A proposed constitutional amendment to prohibit flag burning drew sharp criticism from Senate opponents Wednesday, as supporters insisted the flag deserved special protection as the national symbol.
The amendment, which passed the House overwhelmingly last April, is several votes short of the 66 needed in the Senate, amid questions about how it would be applied in practical terms.
Eight senators remained undecided, Senate Minority Leader Tom Daschle, D-S.D., told reporters.
Opponents argue that passage by Congress and ratification by the states would trample the right of free speech under the First Amendment and could lead to disputes over interpretation of the tersely worded measure.
“When I think of the real problems of this nation right now … I’m appalled,” Sen. Dale Bumpers, D-Ark., said on the Senate floor. “Everybody here in this body knows that this is pure, sheer politics.”

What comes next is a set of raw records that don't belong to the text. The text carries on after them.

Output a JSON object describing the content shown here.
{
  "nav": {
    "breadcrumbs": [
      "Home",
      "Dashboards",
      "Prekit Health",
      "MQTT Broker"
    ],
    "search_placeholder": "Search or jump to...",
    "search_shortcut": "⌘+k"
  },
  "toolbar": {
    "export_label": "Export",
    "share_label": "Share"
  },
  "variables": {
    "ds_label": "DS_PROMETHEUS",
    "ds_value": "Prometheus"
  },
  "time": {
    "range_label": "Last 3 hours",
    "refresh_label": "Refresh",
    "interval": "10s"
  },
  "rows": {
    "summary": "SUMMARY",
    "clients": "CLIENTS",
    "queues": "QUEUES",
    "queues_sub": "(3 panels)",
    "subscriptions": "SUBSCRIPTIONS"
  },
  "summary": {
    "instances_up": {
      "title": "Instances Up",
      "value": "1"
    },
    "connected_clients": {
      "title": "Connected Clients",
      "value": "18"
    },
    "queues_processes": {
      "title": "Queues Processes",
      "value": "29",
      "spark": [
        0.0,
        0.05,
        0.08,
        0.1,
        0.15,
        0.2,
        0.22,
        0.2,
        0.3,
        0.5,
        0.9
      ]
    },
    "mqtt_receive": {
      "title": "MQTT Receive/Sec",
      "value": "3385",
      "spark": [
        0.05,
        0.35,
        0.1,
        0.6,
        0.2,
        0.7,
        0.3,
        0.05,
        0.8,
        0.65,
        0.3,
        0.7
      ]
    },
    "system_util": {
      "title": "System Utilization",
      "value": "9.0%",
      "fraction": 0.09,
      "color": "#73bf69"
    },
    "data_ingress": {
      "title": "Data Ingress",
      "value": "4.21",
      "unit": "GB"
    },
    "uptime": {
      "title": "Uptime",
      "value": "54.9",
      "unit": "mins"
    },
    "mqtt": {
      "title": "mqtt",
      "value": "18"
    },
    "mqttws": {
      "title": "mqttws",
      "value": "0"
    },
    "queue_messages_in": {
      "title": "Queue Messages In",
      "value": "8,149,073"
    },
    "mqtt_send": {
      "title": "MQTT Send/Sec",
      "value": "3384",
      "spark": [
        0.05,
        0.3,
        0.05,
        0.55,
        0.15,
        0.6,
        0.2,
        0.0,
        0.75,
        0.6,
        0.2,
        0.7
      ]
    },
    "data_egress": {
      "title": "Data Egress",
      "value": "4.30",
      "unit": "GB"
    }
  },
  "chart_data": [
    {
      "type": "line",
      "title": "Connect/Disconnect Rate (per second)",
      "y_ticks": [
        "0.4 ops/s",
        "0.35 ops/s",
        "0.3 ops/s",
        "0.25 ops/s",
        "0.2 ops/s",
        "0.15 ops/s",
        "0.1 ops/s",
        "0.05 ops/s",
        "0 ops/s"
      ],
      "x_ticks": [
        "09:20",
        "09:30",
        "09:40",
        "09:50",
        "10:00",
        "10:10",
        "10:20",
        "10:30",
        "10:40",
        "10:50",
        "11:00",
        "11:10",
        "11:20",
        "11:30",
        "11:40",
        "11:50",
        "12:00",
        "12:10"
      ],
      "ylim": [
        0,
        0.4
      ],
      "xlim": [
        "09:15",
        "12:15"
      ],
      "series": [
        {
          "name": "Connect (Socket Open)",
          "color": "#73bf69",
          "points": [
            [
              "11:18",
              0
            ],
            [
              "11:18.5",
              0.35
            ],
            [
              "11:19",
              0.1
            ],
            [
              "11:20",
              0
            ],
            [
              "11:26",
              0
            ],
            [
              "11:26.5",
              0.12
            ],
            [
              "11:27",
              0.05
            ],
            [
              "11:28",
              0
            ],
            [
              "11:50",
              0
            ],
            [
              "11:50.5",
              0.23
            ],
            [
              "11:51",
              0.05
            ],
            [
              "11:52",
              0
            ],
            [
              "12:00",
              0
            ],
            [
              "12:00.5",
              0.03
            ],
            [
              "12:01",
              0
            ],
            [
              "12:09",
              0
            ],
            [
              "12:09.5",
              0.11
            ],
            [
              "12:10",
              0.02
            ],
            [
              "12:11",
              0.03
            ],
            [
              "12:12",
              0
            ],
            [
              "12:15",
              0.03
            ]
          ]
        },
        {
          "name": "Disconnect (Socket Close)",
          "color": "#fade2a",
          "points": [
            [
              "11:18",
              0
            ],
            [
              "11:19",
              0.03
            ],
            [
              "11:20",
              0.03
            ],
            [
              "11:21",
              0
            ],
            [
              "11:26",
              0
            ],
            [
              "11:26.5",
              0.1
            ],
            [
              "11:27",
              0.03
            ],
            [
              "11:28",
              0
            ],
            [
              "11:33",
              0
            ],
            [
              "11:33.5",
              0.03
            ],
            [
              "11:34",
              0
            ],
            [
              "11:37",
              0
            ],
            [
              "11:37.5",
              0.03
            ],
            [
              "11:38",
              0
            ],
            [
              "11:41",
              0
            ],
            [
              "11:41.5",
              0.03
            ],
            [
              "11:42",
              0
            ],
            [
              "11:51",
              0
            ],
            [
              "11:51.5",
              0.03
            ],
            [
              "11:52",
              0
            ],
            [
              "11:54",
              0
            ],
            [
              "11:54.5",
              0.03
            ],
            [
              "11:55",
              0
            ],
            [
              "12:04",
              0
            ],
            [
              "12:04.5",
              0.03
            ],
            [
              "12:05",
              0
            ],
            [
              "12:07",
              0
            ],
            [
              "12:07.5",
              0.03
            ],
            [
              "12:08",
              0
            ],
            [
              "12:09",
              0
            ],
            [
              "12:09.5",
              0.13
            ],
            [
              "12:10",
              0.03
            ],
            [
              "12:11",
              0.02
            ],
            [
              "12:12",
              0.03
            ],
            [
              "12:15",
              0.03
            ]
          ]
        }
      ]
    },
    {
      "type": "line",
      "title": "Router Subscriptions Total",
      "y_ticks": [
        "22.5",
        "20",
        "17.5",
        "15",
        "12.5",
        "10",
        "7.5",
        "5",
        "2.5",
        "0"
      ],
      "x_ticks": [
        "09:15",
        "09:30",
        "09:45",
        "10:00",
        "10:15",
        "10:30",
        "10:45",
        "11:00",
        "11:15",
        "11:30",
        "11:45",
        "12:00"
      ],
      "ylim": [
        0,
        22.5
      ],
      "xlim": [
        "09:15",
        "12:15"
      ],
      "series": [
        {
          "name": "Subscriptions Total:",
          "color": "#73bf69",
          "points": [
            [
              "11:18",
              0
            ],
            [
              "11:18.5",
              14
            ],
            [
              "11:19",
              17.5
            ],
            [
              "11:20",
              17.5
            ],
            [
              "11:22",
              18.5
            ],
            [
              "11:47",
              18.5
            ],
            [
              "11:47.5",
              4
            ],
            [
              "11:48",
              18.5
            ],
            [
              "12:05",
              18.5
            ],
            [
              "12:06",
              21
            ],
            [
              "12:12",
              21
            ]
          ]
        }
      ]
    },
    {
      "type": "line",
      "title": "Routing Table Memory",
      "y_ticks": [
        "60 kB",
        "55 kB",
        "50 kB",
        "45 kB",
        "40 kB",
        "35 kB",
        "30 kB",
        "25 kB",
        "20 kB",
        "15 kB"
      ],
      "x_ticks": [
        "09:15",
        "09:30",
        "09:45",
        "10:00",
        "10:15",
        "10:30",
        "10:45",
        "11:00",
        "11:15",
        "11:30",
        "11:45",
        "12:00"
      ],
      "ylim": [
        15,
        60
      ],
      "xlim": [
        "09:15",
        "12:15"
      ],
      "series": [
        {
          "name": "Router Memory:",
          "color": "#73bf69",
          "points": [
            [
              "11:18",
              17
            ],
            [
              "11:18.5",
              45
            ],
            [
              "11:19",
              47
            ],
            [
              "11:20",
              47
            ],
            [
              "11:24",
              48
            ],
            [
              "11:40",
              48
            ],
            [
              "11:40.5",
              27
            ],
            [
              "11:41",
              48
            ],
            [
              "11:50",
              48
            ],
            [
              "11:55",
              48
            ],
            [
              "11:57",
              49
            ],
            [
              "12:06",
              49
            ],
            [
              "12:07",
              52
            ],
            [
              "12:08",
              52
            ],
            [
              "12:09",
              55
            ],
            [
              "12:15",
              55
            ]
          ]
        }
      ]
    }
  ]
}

Saying there were only four flag burnings last year and none this year, Bumpers asked, “And we’re going to tinker with the First Amendment? Our cherished Bill of Rights?”
Senate backers of the amendment, led by Majority Leader Bob Dole, R-Kan., were thwarted in their bid to bring it to a vote Wednesday. Earlier this year, when he started his bid for the GOP presidential nomination, Dole promised the American Legion there would be a vote this fall.
Opponents led by Sen. Jeff Bingaman, D-N.M., objected Wednesday to starting formal debate on the proposal until the Senate acted on 18 nominations for ambassadorships - including that of former Tennessee Sen. James Sasser as envoy to China - that have been pending for months.
“Before we move to amend the Constitution … we need to tend to the business of carrying out our duties as they’re set out in the Constitution,” Bingaman said. “Everyone has to concede that this is not an urgent matter. … There is not an epidemic of flag-burning going on in this country.”